Sunday Morning Potatoes
I made a promise here on this blog and the promise went something like this: "I won't blog more than three recipes from any particular cookbook because, after a certain point, people should just buy it." Which is why I stopped blogging about one of my favorite new cookbook purchases (though not a new cookbook) because, pretty quickly, I posted three recipes from it. Now I have a 4th recipe which isn't so much a recipe as it is a technique. So I'll break my own rule but I sort of feel ok about it because (a) I won't tell you what book it's from; and (b) this technique is so straight-forward and simple, it may as well just be something your neighbor told you how to do rather than something from the pages of Marion Cunningham's Breakfast Book. Oops.

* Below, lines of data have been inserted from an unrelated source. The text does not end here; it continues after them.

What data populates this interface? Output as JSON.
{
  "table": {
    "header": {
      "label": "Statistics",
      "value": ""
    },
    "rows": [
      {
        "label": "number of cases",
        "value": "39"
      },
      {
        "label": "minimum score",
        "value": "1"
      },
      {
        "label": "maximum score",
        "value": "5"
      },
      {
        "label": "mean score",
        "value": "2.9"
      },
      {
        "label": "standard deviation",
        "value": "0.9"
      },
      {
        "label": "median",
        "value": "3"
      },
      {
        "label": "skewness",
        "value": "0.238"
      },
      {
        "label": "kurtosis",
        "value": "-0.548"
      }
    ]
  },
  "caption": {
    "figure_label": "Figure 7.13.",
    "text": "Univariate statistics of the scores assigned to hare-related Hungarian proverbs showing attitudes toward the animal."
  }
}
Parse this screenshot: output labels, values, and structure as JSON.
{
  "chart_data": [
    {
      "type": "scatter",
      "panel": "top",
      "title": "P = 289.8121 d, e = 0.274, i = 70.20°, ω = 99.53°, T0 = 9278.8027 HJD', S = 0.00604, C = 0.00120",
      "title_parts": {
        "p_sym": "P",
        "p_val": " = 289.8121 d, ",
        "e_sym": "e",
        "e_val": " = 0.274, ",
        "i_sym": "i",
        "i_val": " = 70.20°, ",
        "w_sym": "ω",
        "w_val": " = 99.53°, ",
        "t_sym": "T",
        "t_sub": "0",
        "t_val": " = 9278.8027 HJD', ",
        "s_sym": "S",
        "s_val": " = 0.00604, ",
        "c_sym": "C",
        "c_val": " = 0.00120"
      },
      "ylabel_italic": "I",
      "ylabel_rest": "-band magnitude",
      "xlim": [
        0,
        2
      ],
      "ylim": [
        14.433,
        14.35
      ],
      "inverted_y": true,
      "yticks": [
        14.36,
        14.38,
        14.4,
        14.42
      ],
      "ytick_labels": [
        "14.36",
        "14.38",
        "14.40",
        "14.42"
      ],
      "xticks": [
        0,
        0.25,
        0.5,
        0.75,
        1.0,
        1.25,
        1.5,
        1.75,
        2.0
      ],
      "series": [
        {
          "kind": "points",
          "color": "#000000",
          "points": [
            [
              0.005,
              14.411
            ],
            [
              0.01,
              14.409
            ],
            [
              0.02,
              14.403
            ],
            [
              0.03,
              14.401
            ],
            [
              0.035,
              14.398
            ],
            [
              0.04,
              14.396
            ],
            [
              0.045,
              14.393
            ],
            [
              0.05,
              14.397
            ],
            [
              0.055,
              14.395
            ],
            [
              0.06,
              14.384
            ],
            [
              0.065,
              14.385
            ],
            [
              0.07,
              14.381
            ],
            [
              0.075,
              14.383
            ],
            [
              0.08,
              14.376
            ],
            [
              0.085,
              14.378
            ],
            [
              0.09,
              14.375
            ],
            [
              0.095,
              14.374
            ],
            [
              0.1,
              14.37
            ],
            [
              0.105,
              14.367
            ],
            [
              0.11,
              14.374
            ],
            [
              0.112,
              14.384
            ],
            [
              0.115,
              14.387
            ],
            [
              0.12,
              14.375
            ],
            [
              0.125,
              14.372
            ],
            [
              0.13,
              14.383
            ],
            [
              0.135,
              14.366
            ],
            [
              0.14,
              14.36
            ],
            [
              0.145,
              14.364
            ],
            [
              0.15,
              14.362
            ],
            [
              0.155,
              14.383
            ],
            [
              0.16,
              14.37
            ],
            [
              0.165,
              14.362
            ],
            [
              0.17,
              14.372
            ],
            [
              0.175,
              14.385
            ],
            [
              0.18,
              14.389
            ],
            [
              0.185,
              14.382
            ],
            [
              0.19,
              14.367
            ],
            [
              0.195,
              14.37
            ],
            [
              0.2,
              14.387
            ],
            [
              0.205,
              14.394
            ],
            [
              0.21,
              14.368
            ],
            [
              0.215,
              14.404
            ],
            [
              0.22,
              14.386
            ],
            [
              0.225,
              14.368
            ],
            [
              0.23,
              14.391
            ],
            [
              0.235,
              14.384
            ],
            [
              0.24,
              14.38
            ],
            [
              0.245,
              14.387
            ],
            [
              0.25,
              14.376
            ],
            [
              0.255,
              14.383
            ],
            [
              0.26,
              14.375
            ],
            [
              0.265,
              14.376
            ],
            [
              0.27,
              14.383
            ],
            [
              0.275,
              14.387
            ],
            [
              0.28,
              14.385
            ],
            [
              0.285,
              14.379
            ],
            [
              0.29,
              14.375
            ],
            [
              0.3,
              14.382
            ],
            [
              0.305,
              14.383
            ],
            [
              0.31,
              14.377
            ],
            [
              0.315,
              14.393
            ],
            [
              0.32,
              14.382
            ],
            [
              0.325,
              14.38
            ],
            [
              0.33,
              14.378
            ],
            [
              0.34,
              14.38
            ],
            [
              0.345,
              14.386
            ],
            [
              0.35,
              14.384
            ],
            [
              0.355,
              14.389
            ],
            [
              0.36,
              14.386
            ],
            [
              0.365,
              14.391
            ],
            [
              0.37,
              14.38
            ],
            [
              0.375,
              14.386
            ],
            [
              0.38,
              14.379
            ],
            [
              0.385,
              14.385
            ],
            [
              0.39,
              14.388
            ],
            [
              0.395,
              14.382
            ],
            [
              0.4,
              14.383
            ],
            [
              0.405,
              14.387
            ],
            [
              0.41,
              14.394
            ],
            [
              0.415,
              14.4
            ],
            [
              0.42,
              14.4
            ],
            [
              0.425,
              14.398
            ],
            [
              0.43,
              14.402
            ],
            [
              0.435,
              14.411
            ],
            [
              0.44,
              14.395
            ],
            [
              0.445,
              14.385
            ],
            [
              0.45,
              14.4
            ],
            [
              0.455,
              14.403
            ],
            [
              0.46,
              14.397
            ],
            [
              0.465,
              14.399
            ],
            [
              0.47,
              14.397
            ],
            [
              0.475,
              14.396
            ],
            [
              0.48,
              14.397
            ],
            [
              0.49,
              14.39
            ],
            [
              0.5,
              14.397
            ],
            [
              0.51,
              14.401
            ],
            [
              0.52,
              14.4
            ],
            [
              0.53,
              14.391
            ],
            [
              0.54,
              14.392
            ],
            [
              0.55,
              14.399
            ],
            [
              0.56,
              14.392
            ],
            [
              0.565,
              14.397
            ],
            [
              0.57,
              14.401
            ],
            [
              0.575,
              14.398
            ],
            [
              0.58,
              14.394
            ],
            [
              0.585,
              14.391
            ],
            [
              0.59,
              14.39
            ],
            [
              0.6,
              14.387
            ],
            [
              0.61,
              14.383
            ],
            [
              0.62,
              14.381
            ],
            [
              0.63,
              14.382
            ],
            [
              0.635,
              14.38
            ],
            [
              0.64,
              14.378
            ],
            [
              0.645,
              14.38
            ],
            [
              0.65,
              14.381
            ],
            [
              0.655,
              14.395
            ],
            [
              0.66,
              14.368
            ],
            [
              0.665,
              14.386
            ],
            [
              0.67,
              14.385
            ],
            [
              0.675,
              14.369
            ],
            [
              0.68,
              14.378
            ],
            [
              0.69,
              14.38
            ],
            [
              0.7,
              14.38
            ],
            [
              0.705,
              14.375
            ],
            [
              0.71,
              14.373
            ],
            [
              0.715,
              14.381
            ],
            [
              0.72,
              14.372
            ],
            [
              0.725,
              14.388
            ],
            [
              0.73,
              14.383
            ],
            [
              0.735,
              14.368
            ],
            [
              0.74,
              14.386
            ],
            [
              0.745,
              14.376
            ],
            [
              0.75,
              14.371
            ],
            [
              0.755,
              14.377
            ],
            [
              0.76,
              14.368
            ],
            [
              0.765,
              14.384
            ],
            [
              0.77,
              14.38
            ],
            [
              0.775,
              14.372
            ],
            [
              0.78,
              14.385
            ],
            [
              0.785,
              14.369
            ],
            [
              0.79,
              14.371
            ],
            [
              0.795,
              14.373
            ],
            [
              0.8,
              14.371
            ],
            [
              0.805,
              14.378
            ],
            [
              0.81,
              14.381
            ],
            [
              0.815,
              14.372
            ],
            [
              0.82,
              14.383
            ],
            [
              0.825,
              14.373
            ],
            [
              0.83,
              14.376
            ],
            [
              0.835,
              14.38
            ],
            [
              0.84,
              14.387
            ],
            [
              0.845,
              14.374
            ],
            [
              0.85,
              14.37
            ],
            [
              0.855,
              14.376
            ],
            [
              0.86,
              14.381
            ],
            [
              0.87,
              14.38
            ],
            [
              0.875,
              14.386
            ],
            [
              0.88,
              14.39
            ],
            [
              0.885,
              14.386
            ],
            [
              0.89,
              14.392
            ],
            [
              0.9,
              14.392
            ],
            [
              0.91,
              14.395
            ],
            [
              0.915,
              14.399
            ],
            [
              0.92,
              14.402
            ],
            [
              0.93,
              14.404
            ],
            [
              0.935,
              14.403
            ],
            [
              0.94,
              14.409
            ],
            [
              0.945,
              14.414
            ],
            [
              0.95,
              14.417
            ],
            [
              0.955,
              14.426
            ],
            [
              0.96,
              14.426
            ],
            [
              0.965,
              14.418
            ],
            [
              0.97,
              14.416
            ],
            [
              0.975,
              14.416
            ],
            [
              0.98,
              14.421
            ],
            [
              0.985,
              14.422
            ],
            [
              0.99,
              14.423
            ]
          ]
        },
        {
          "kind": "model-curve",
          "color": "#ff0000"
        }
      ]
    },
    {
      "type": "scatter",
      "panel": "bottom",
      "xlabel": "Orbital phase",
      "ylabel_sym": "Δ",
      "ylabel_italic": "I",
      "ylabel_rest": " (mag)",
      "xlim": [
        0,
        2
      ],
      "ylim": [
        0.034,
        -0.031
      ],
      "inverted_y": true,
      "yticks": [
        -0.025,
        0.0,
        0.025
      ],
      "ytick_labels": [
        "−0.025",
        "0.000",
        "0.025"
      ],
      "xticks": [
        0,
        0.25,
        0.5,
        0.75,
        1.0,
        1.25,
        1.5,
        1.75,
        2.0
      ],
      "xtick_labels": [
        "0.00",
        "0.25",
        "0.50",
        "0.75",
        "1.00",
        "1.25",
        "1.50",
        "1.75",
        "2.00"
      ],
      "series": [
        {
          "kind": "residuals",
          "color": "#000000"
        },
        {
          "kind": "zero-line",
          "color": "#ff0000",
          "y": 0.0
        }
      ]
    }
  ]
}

To make this recipe--err, technique--you'll need a good old-fashioned Russet potato.
Wash it and pat it dry with paper towels and then cut it into 1/2-inch cubes.
Meanwhile, in a cast iron or non-stick skillet on medium/high heat, render about 4 pieces of smoky bacon that you cut into strips.
Add a splash of canola oil to help them along. When the bacon is just crispy and the pan is coated in bacon fat, remove the bacon to a plate and turn up the heat. That bacon fat will get really hot. When it's basically smoking, add your potatoes in a single layer and sprinkle them with salt. You should hear a loud sizzle.
Leave them like that for a few minutes (if the pan looks particularly dry, you can add another splash of Canola oil); eventually, check one of the potato pieces. If it's dark brown, use a spatula and flip the potatoes.
Sprinkle with more salt and pepper and continue cooking. You'll basically proceed like this until the potatoes are brown all over and when you lift one from the pan and blow on it for a bit and taste it, it tastes totally cooked.
At this point, when they're cooked, you can do what I did and add chopped scallions, but you don't have to. But you do have to add the bacon back because that just makes sense.
Serve 'em up with eggs scrambled with caramelized onions and cheese and you've got a breakfast fit for a king.
I hope it's a tribute to Marion Cunningham and her wonderful Breakfast Book that I couldn't resist sharing a 4th recipe. Now I'll stop, I swear.